“The kitchen is the new living room,” said Chef Marcus Samuelsson Thursday night at C-House, his Chicago home base. “It’s a space that’s opened up.”
While talking briefly about the ethnic and social influences that inspire his food, Samuelsson was on duty as a spokesperson for Blue Star, unveiling his new line of free standing range ovens.
I’m certainly not in the market for a fancy-shmancy oven (even if I can custom design it online, which is cool), but I’m impressed with the effort Samuelssen is making to bring restaurant quality gear home. It seems that for him, it’s a social statement as much as a money maker. That’s why his kitchen-as-living-room comment caught my ear.
There was a time when food was prepared in basements or behind closed doors, he explained, so that it was perfect when it magically appeared on your plate. Now, people are drawn to kitchens they can see in restaurants and homes alike, curious to know how their food is prepared.
Although I agree that this is a trend in restaurants and think people’s interest in how food is prepared has benefited from popular cooking shows like Top Chef Masters, on which Samuelsson is a contestant, I don’t think the kitchen is the “new” living room per se. Rather, the kitchen has always been the living room.
Anyone who’s hosted a party knows that. No matter how big or small, people congregate in the kitchen. I’m always amused to see how many of my friends manage to cram themselves into my tiny galley when there’s tons of space elsewhere. That’s because the food is in the kitchen and the real conversation happens there too — it’s the epicenter of the festivities.

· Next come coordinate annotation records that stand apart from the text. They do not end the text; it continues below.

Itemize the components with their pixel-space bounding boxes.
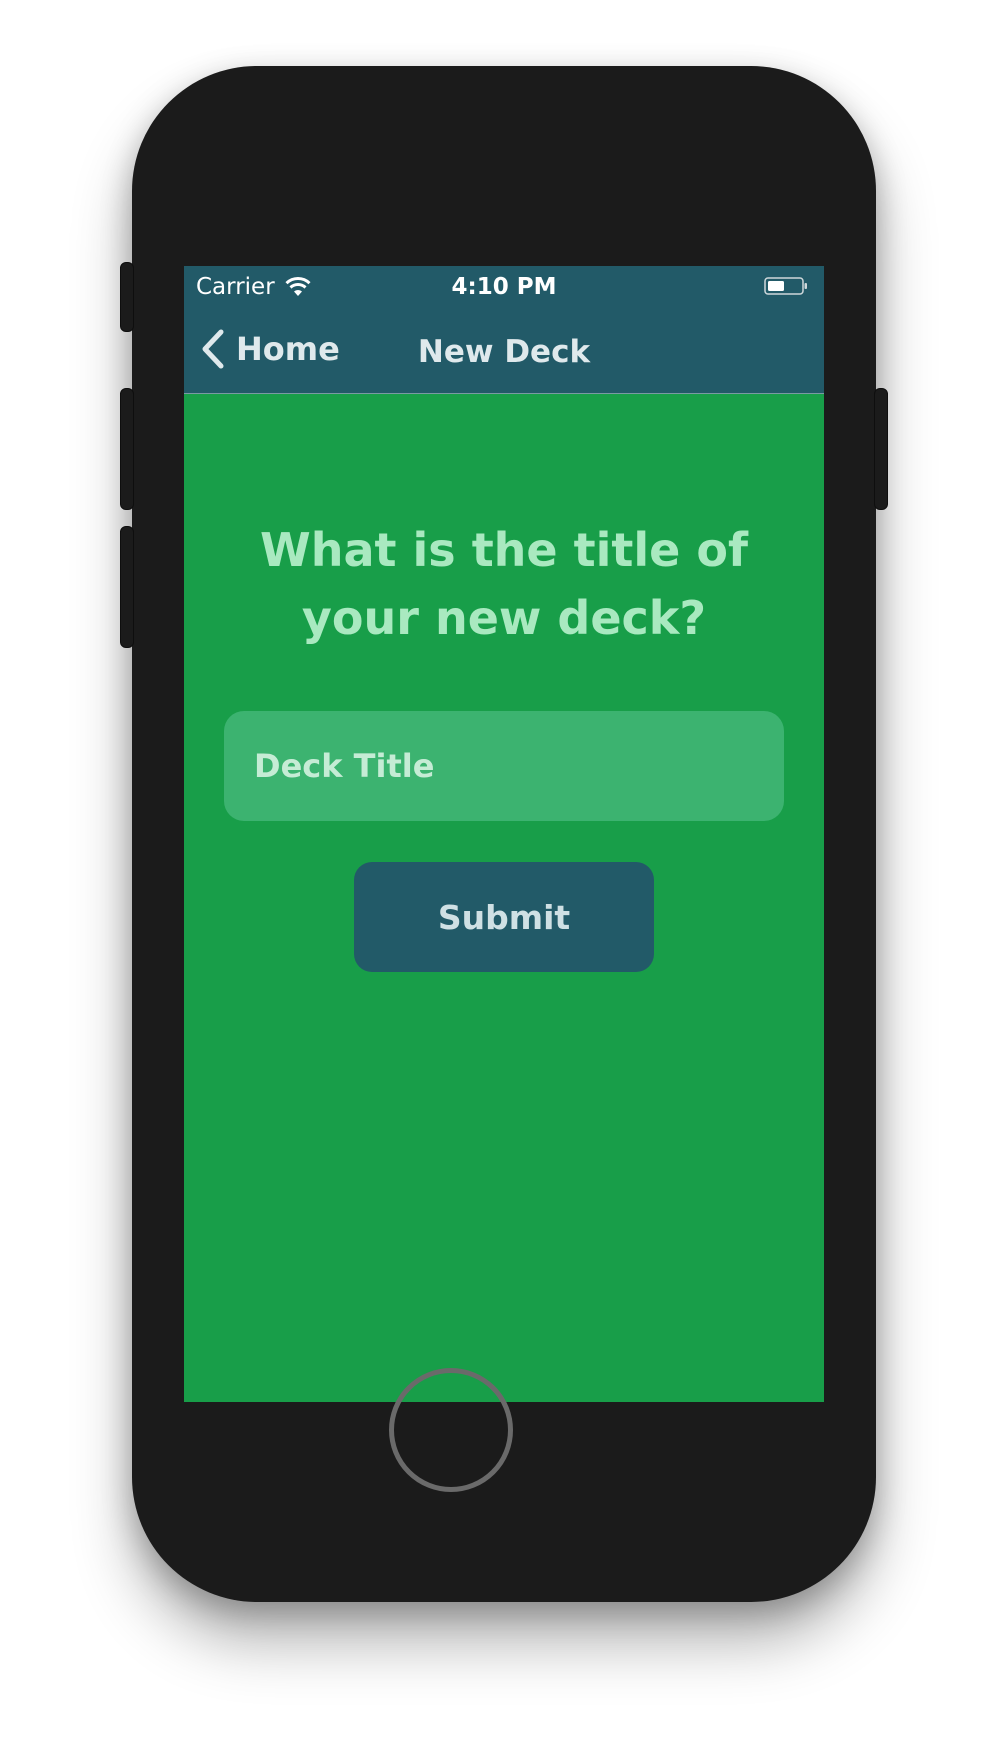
volume-up-button (120, 388, 134, 510)
phone-frame: Carrier 4:10 PM Home New Deck What is th… (120, 66, 888, 1602)
power-button (874, 388, 888, 510)
header: Carrier 4:10 PM Home New Deck (184, 266, 824, 394)
status-bar: Carrier 4:10 PM (184, 266, 824, 308)
volume-down-button (120, 526, 134, 648)
home-button[interactable] (389, 1368, 513, 1492)
battery-icon (764, 277, 807, 295)
page-title: New Deck (417, 334, 591, 370)
status-time: 4:10 PM (451, 274, 557, 300)
question-heading: What is the title of your new deck? (260, 523, 748, 645)
submit-button[interactable]: Submit (354, 862, 654, 972)
mute-switch (120, 262, 134, 332)
deck-title-input[interactable] (224, 711, 784, 821)
navigation-bar: Home New Deck (184, 308, 824, 393)
screen: Carrier 4:10 PM Home New Deck What is th… (184, 266, 824, 1402)
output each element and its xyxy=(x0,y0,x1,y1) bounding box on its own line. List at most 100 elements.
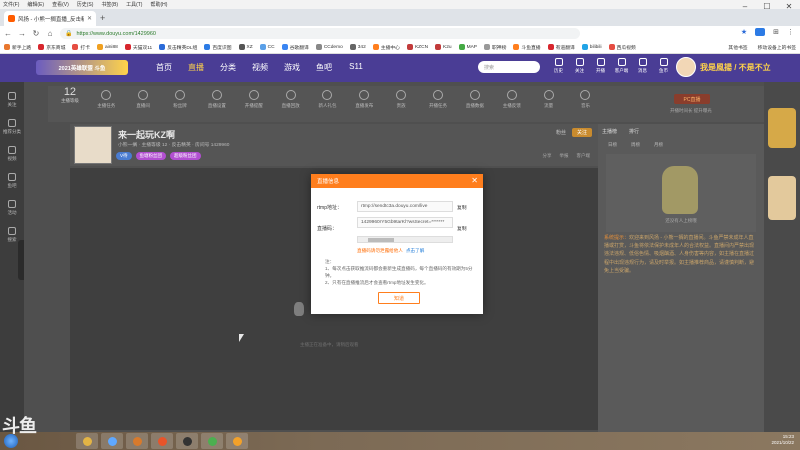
header-icon-item[interactable]: 客户端 xyxy=(611,58,632,74)
header-icon-item[interactable]: 消息 xyxy=(632,58,653,74)
taskbar-app-orange[interactable] xyxy=(226,433,248,449)
nav-item[interactable]: 游戏 xyxy=(276,62,308,73)
room-tag[interactable]: 鱼塘粉丝团 xyxy=(135,152,167,160)
copy-rtmp-button[interactable]: 复制 xyxy=(457,204,467,211)
toolbar-item[interactable]: 新人礼包 xyxy=(309,86,346,109)
taskbar-explorer[interactable] xyxy=(76,433,98,449)
nav-item[interactable]: S11 xyxy=(340,62,372,73)
new-tab-icon[interactable]: + xyxy=(100,13,105,23)
bookmark-item[interactable]: 天猫双11 xyxy=(124,44,152,51)
sidebar-expand-handle[interactable] xyxy=(18,240,24,280)
bookmark-item[interactable]: 西瓜视频 xyxy=(608,44,636,51)
taskbar-chrome[interactable] xyxy=(201,433,223,449)
rtmp-url-field[interactable]: rtmp://sendtc3a.douyu.com/live xyxy=(357,201,453,212)
nav-item[interactable]: 直播 xyxy=(180,62,212,73)
header-icon-item[interactable]: 开播 xyxy=(590,58,611,74)
toolbar-item[interactable]: 开播任务 xyxy=(420,86,457,109)
copy-key-button[interactable]: 复制 xyxy=(457,225,467,232)
bookmark-item[interactable]: 新手上路 xyxy=(4,44,31,51)
gift-box-icon[interactable] xyxy=(768,108,796,148)
baidu-extension-icon[interactable] xyxy=(755,28,766,36)
toolbar-item[interactable]: 主播任务 xyxy=(88,86,125,109)
avatar[interactable] xyxy=(676,57,696,77)
menu-item[interactable]: 编辑(E) xyxy=(27,1,44,8)
toolbar-item[interactable]: 直播间 xyxy=(125,86,162,109)
bookmark-item[interactable]: CC xyxy=(259,44,275,50)
toolbar-item[interactable]: 音乐 xyxy=(567,86,604,109)
taskbar-cs[interactable] xyxy=(126,433,148,449)
address-bar[interactable]: 🔒 https://www.douyu.com/1429960 xyxy=(60,28,580,39)
search-input[interactable]: 搜索 xyxy=(478,61,540,73)
sidebar-item[interactable]: 视频 xyxy=(0,146,24,162)
room-tag[interactable]: V待 xyxy=(116,152,132,160)
sidebar-item[interactable]: 推荐分类 xyxy=(0,119,24,135)
stream-key-field[interactable]: 1429960rY5Gb9tarKl?wsSecret=******* xyxy=(357,217,453,228)
room-action[interactable]: 举报 xyxy=(560,153,569,159)
follow-button[interactable]: 关注 xyxy=(571,128,592,137)
header-icon-item[interactable]: 历史 xyxy=(548,58,569,74)
ok-button[interactable]: 知道 xyxy=(378,292,420,304)
username[interactable]: 我是風揚 / 不是不立 xyxy=(700,62,771,73)
bookmark-item[interactable]: XZ xyxy=(238,44,253,50)
bookmark-folder[interactable]: 移动设备上的书签 xyxy=(758,44,796,51)
nav-item[interactable]: 视频 xyxy=(244,62,276,73)
system-clock[interactable]: 15:23 2021/10/22 xyxy=(771,434,794,446)
toolbar-item[interactable]: 直播回放 xyxy=(272,86,309,109)
bookmark-item[interactable]: 342 xyxy=(349,44,366,50)
bookmark-star-icon[interactable]: ★ xyxy=(741,28,747,36)
douyu-logo[interactable]: 2021英雄联盟 斗鱼 xyxy=(36,60,128,75)
tab-close-icon[interactable]: ✕ xyxy=(87,15,92,22)
bookmark-item[interactable]: 主播中心 xyxy=(372,44,400,51)
tab-anchor-rank[interactable]: 主播榜 xyxy=(602,128,617,135)
toolbar-item[interactable]: 粉丝牌 xyxy=(162,86,199,109)
reload-icon[interactable]: ↻ xyxy=(32,29,40,38)
menu-item[interactable]: 历史(S) xyxy=(77,1,94,8)
bookmark-item[interactable]: 斗鱼直播 xyxy=(513,44,541,51)
tab-rank[interactable]: 排行 xyxy=(629,128,639,135)
taskbar-firefox[interactable] xyxy=(151,433,173,449)
room-action[interactable]: 客户端 xyxy=(577,153,591,159)
learn-more-link[interactable]: 点击了解 xyxy=(406,248,424,253)
close-icon[interactable]: ✕ xyxy=(471,176,478,185)
back-icon[interactable]: ← xyxy=(4,29,12,38)
taskbar-obs[interactable] xyxy=(176,433,198,449)
bookmark-item[interactable]: 京东商城 xyxy=(38,44,65,51)
toolbar-item[interactable]: 直播发布 xyxy=(346,86,383,109)
bookmark-item[interactable]: 百度识图 xyxy=(204,44,232,51)
menu-item[interactable]: 文件(F) xyxy=(3,1,19,8)
nav-item[interactable]: 首页 xyxy=(148,62,180,73)
toolbar-item[interactable]: 开播提醒 xyxy=(235,86,272,109)
browser-tab[interactable]: 风扬 - 小熊一搁直播_反击精彩... ✕ xyxy=(4,11,96,26)
sidebar-item[interactable]: 活动 xyxy=(0,200,24,216)
menu-item[interactable]: 帮助(H) xyxy=(150,1,167,8)
toolbar-item[interactable]: 流量 xyxy=(530,86,567,109)
menu-icon[interactable]: ⋮ xyxy=(787,28,794,36)
bookmark-item[interactable]: 有道翻译 xyxy=(547,44,575,51)
bookmark-item[interactable]: CCdemo xyxy=(315,44,343,50)
nav-item[interactable]: 鱼吧 xyxy=(308,62,340,73)
bookmark-item[interactable]: 谷歌翻译 xyxy=(281,44,309,51)
tab-day[interactable]: 日榜 xyxy=(608,142,617,148)
toolbar-item[interactable]: 贵族 xyxy=(383,86,420,109)
forward-icon[interactable]: → xyxy=(18,29,26,38)
bookmark-item[interactable]: 职神榜 xyxy=(483,44,506,51)
sidebar-item[interactable]: 关注 xyxy=(0,92,24,108)
taskbar-app-blue[interactable] xyxy=(101,433,123,449)
menu-item[interactable]: 查看(V) xyxy=(52,1,69,8)
bookmark-item[interactable]: K2u xyxy=(435,44,452,50)
bookmark-item[interactable]: aini88 xyxy=(97,44,118,50)
header-icon-item[interactable]: 关注 xyxy=(569,58,590,74)
bookmark-item[interactable]: bilibili xyxy=(581,44,602,50)
menu-item[interactable]: 书签(B) xyxy=(101,1,118,8)
key-scrollbar[interactable] xyxy=(357,236,453,243)
tab-week[interactable]: 周榜 xyxy=(631,142,640,148)
sidebar-item[interactable]: 鱼吧 xyxy=(0,173,24,189)
bookmark-item[interactable]: 打卡 xyxy=(72,44,90,51)
toolbar-item[interactable]: 主播反馈 xyxy=(493,86,530,109)
room-avatar[interactable] xyxy=(74,126,112,164)
bookmark-item[interactable]: KZCN xyxy=(406,44,428,50)
room-tag[interactable]: 超级粉丝团 xyxy=(170,152,201,160)
pc-live-button[interactable]: PC直播 xyxy=(674,94,710,104)
menu-item[interactable]: 工具(T) xyxy=(126,1,142,8)
home-icon[interactable]: ⌂ xyxy=(46,29,54,38)
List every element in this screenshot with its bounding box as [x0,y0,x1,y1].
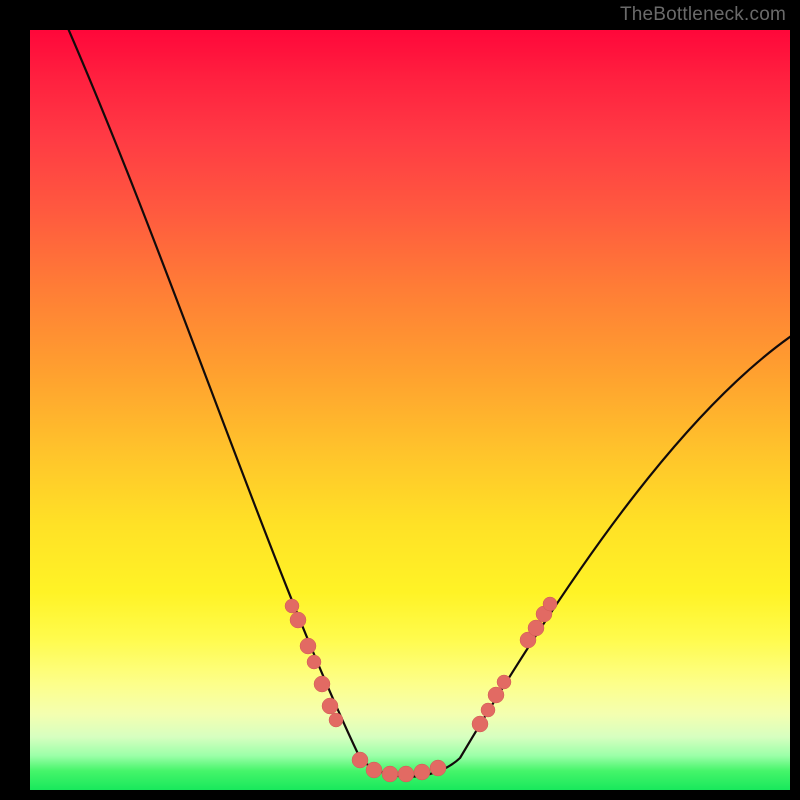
curve-marker [314,676,330,692]
curve-marker [488,687,504,703]
curve-marker [543,597,557,611]
chart-frame: TheBottleneck.com [0,0,800,800]
curve-marker [352,752,368,768]
curve-marker [322,698,338,714]
watermark-text: TheBottleneck.com [620,4,786,26]
curve-marker [481,703,495,717]
curve-marker [285,599,299,613]
curve-marker [472,716,488,732]
curve-marker [497,675,511,689]
bottleneck-curve [30,30,790,790]
marker-layer [285,597,557,782]
curve-marker [528,620,544,636]
curve-marker [414,764,430,780]
curve-path [60,30,790,777]
curve-marker [307,655,321,669]
curve-marker [290,612,306,628]
curve-marker [366,762,382,778]
curve-marker [430,760,446,776]
curve-marker [329,713,343,727]
plot-area [30,30,790,790]
curve-marker [300,638,316,654]
curve-marker [398,766,414,782]
curve-marker [382,766,398,782]
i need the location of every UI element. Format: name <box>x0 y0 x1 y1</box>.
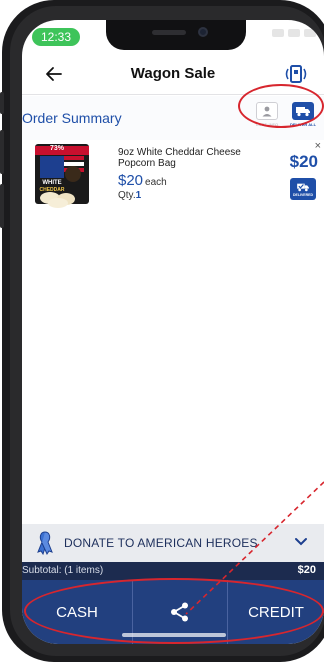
annotation-circle-top <box>238 84 324 128</box>
page-title: Wagon Sale <box>130 65 216 82</box>
subtotal-label: Subtotal: (1 items) <box>22 565 104 576</box>
item-quantity[interactable]: Qty.1 <box>118 190 141 201</box>
thumb-banner-text: 73% <box>50 145 65 152</box>
item-total: $20 <box>289 152 318 171</box>
deliver-item-button[interactable]: DELIVERED <box>290 178 316 200</box>
truck-check-icon <box>297 183 309 191</box>
status-indicators <box>272 29 316 37</box>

I think it’s fair to say that Samuelsson and I agree on the key point though. Food is ultimately social, and it can and should reflect the diversity of its consumers in its flavor and preparation. This idea is reflected is Samuelsson’s thoughts on American food trends and in his cookbook, New American Table. He said the American palate is trending toward ethnic foods — particularly Latin and Asian varieties because they are the least expensive and most readily available. His cookbook capitalizes on the diversity of ethnic food and is a collection of influences built on a foundation of classic French cooking. I’m looking forward to going through it in more detail.
This was a press event, and we were given starters, drinks, and cookbooks free-of-charge.